“ All difficult things have their origin in that which is easy, and great things in that which is small”
My first trip to China was 29 years ago.
I remember Chinese people using dark blue and green military uniforms. There were almost no cars and most would move around with black bicycles making a hell of a noise with their bells, that made our nights impossible to sleep.
I also remember at them staring at me with absolutely no manners which I found terribly uncomfortable and somehow scary. Later our guide explained that they had never seen blue eyes and fair hair before coming across with me, that they were as surprised as me guarantying that it was a completely innocent look.
When having a Chinese breakfast in old Peking (now Beijing) I asked the hotel housekeeper why I would only find military propaganda on TV , no love stories, soap operas , and reinforced the concept asking a second question ” Where do you keep your libido, your desires after all?” The answer had been very clear: Pointing a finger in her forehead, the young woman replied in a dry authoritarian tone ” We keep it here, side by side with the revolution!”
I was very young at that time, and watching early morning Tai – Chi Chuan practices everywhere we went, left me a strange sense of these people lack of individuality, manners, and powerless cultural imprisonment. Never in the whole world I would even imagine what could have been instead a message of automated spirituality.
As I grew older, on my way back, life knocked at my door with different challenges, harsh adjustments and a bowl plenty of dissatisfaction.
The dreams I though were easy to reach needed more work, the people that I thought would be easy to live with turned to be sometimes unmerciful opponents, the surrounding cultures I assimilated during the years were far from familiar with the one I grew up with.
For several years, trying to understand the laws of life, and of my own , I cultivated my home garden like Voltaire, on a hilltop of the hectic city where I lived, as a sort of temporary retirement every afternoon up to sunset.
Tai-Chi Chuan became my ultimate raison-d’etre ; I slowly started to get more acquainted about the Inner and subtle movement of mother Yin in conjunction to Yang ; Suddenly it was all strangely fitting into place, awareness of the present moment made true physical sense to me.

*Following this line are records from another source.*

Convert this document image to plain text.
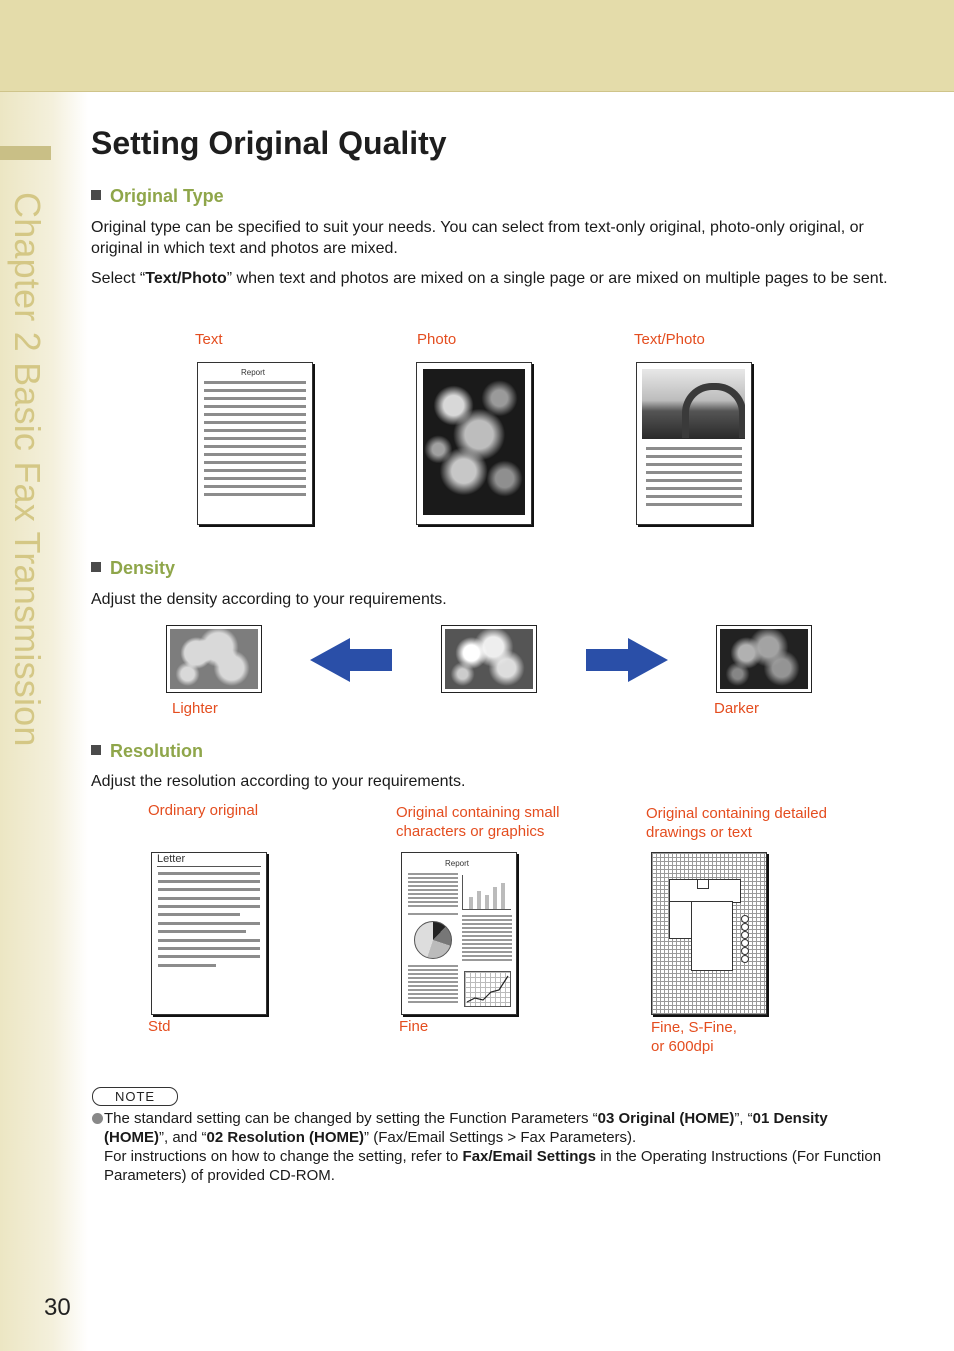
Chapter 2 Basic Fax Transmission
30
Setting Original Quality
Original Type

Original type can be specified to suit your needs. You can select from text-only original, photo-only original, or original in which text and photos are mixed.

Select “Text/Photo” when text and photos are mixed on a single page or are mixed on multiple pages to be sent.

Text	Photo	Text/Photo
Report
Density

Adjust the density according to your requirements.

Lighter	Darker
Resolution

Adjust the resolution according to your requirements.

Ordinary original	Original containing small
characters or graphics
Original containing detailed
drawings or text
Letter	Report
Std	Fine	Fine, S-Fine,
or 600dpi
NOTE
The standard setting can be changed by setting the Function Parameters “03 Original (HOME)”, “01 Density (HOME)”, and “02 Resolution (HOME)” (Fax/Email Settings > Fax Parameters).
For instructions on how to change the setting, refer to Fax/Email Settings in the Operating Instructions (For Function Parameters) of provided CD-ROM.
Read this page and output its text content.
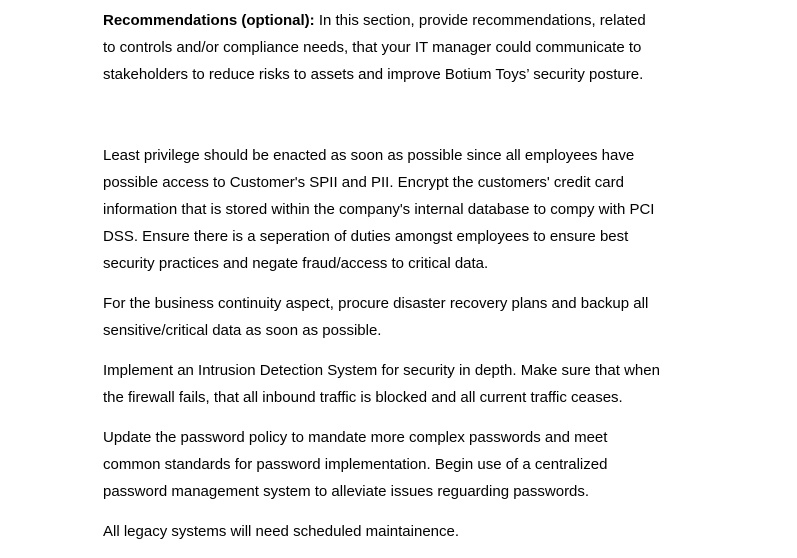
Recommendations (optional): In this section, provide recommendations, related
to controls and/or compliance needs, that your IT manager could communicate to
stakeholders to reduce risks to assets and improve Botium Toys’ security posture.

Least privilege should be enacted as soon as possible since all employees have
possible access to Customer's SPII and PII. Encrypt the customers' credit card
information that is stored within the company's internal database to compy with PCI
DSS. Ensure there is a seperation of duties amongst employees to ensure best
security practices and negate fraud/access to critical data.

For the business continuity aspect, procure disaster recovery plans and backup all
sensitive/critical data as soon as possible.

Implement an Intrusion Detection System for security in depth. Make sure that when
the firewall fails, that all inbound traffic is blocked and all current traffic ceases.

Update the password policy to mandate more complex passwords and meet
common standards for password implementation. Begin use of a centralized
password management system to alleviate issues reguarding passwords.

All legacy systems will need scheduled maintainence.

While witnessing birds sang among trees, and fresh hilltop breeze caressed my face, I found myself ” Waving Hands Like Clouds ” , “Tossing , Shaking and Parting the Horse’s Mane” , ” Spreading Wings like the White Crane” ” Piking the Needle for the Bottom Of The Sea ” ” Flashing the Arms like a Fan” ” Stepping Back and Repulsing Monkey” “Hitting the Opponent with Two Fists”, reconnecting at last with my apparently lost Oneness and inner Emptiness. The city heavy traffic from far, was surprisingly no longer, a threat to me.
Several years have passed since that fresh glimpse of ‘ Temporary Eternal enlightenment” .
this weekend in Shanghai , I decide to download the movie remake Karate Kid Grabbing headlines, the film has been a huge hit since its release last week.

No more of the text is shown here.